Friday, November 17, 2006

CHARGE BUNGLE BENEFITS RAPIST

Correct me if I am wrong here, but the view of this picture seems to be focused incorrectly and it has become quite fuzzy! A new trend seems to have appeared over the last couple of years where the perpetrator seems to have all the rights and the victims rights seem to have been lost along the way! Who cares what was written on a piece of paper and that the words were not 100% accurate - the fact of the matter is that this man raped a women. Not only did he rape her, but he did so with the full knowledge that he is HIV positive - effectively giving her a "death sentence"! Quite unperturbed that he has inflicted a death sentence on someone, he was also visciously violent towards her and yet all of this seems to have been overlooked and not considered at all because "the charge against him had not been correctly framed".!

Personally, I think that it is time that we, as a society got back to the basics and instead of giving all the power to the people, who abuse it in the worst way, we give it back to the victim from who it was taken in the first place!

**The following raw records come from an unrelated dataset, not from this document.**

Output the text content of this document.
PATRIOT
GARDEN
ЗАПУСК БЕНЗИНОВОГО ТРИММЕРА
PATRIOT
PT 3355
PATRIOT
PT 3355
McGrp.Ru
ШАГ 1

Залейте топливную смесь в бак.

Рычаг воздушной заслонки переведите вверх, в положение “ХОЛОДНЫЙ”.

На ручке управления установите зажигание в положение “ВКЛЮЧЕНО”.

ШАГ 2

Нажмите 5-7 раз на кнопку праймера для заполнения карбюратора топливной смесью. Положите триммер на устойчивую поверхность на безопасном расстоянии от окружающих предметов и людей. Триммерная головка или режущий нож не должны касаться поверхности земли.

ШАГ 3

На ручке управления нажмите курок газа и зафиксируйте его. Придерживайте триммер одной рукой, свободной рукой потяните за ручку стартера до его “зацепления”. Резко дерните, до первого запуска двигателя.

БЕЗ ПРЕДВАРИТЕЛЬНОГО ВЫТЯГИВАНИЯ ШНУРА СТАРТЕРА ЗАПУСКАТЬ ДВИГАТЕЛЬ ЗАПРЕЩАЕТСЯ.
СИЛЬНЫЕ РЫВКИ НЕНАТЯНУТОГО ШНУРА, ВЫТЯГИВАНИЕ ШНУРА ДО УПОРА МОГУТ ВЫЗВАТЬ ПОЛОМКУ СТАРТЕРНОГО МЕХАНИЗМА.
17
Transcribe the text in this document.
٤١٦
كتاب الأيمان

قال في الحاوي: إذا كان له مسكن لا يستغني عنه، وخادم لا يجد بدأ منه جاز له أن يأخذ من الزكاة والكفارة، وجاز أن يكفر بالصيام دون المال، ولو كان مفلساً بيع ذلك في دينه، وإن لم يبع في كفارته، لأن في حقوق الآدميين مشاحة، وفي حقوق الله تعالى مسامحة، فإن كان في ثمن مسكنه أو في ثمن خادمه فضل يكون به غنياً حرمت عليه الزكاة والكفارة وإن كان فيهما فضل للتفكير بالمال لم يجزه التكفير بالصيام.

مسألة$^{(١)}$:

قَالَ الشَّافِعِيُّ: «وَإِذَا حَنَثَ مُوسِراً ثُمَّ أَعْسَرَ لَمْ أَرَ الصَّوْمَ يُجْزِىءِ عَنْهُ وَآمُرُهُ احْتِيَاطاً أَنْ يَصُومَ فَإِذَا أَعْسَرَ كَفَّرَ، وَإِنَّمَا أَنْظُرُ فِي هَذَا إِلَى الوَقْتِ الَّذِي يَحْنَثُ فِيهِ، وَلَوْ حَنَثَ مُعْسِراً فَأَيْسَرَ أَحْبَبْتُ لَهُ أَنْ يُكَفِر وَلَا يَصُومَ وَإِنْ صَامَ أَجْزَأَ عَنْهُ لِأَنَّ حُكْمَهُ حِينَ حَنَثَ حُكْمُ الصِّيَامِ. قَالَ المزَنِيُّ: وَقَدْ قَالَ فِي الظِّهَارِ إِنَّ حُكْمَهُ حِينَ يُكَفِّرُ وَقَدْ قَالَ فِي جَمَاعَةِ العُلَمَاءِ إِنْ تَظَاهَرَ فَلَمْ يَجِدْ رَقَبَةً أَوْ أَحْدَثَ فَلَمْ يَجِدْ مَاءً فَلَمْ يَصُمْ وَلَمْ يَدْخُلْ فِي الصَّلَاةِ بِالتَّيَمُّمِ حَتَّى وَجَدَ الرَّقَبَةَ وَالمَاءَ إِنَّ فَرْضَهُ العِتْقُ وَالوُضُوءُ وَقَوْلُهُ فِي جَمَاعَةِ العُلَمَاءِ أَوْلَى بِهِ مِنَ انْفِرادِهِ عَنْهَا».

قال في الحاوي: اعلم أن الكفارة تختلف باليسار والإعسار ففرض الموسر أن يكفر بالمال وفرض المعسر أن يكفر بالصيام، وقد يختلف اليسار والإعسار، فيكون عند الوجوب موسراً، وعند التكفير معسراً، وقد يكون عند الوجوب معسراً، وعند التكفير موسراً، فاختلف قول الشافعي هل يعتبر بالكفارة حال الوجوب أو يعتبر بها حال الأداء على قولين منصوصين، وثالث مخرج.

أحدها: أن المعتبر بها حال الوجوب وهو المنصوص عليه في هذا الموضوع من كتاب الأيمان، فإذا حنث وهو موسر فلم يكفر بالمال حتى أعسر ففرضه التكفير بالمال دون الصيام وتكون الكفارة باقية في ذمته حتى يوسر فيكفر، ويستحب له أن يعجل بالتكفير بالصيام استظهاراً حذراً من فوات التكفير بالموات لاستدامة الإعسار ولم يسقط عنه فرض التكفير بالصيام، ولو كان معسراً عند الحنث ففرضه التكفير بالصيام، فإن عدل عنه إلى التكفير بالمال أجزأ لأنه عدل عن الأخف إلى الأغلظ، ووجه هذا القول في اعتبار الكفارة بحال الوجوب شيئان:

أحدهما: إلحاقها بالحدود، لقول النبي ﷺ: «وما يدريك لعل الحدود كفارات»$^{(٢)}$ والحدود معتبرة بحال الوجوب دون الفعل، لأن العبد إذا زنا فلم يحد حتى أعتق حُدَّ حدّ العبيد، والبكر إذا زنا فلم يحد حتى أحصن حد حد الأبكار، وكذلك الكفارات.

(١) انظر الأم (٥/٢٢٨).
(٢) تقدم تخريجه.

The rapist has given his victim a death sentence, he should be punised with the equivalent - he should be given a life sentence!

Regards
Nikki

Ingrid Oellermann November 13 2006 at 07:02AM

An HIV-positive man who raped a 43-year-old woman while knowing his HIV status, and who also "savagely" assaulted his victim during the incident last September, escaped a life imprisonment sentence on Friday because the charge against him had not been correctly framed in the charge sheet. Acting Judge Raj Badal said in the Pietermaritzburg High Court that there were two provisions under the Minimum Sentencing Act (the Criminal Law Amendment Act of 1997) in terms of which Mbongwa Petros Sithole, 39, of Inchanga, would have faced a minimum sentence of life imprisonment. One of these was the fact that he was HIV-positive at the time of the rape - which is seen as an aggravating factor - and the fact that he had subjected the victim to grievous bodily harm.

However, because Sithole was not told before his conviction on the rape charge that he might face a term of life imprisonment, and was warned that he could face a maximum of 15 years' imprisonment, the High Court found it would not be proper under the circumstances to invoke the provisions of the minimum sentences Act and impose life imprisonment on him. Sithole was sentenced by Badal to 15 years' imprisonment. The judge said the Camperdown regional magistrate and the prosecutor who had dealt with the case had not been aware of Sithole's HIV-positive status until he (Sithole) had given evidence in the case and could not be blamed because only he had known his status. However, the same did not apply to the grievous bodily harm that had accompanied the rape, said Badal. "The prosecutor was armed with these facts and should have alerted the court and framed the charge sheet in terms of the (relevant) Act," the judge said. State advocate Deelan Naidoo confirmed that the failure to correctly frame the charge sheet would be investigated.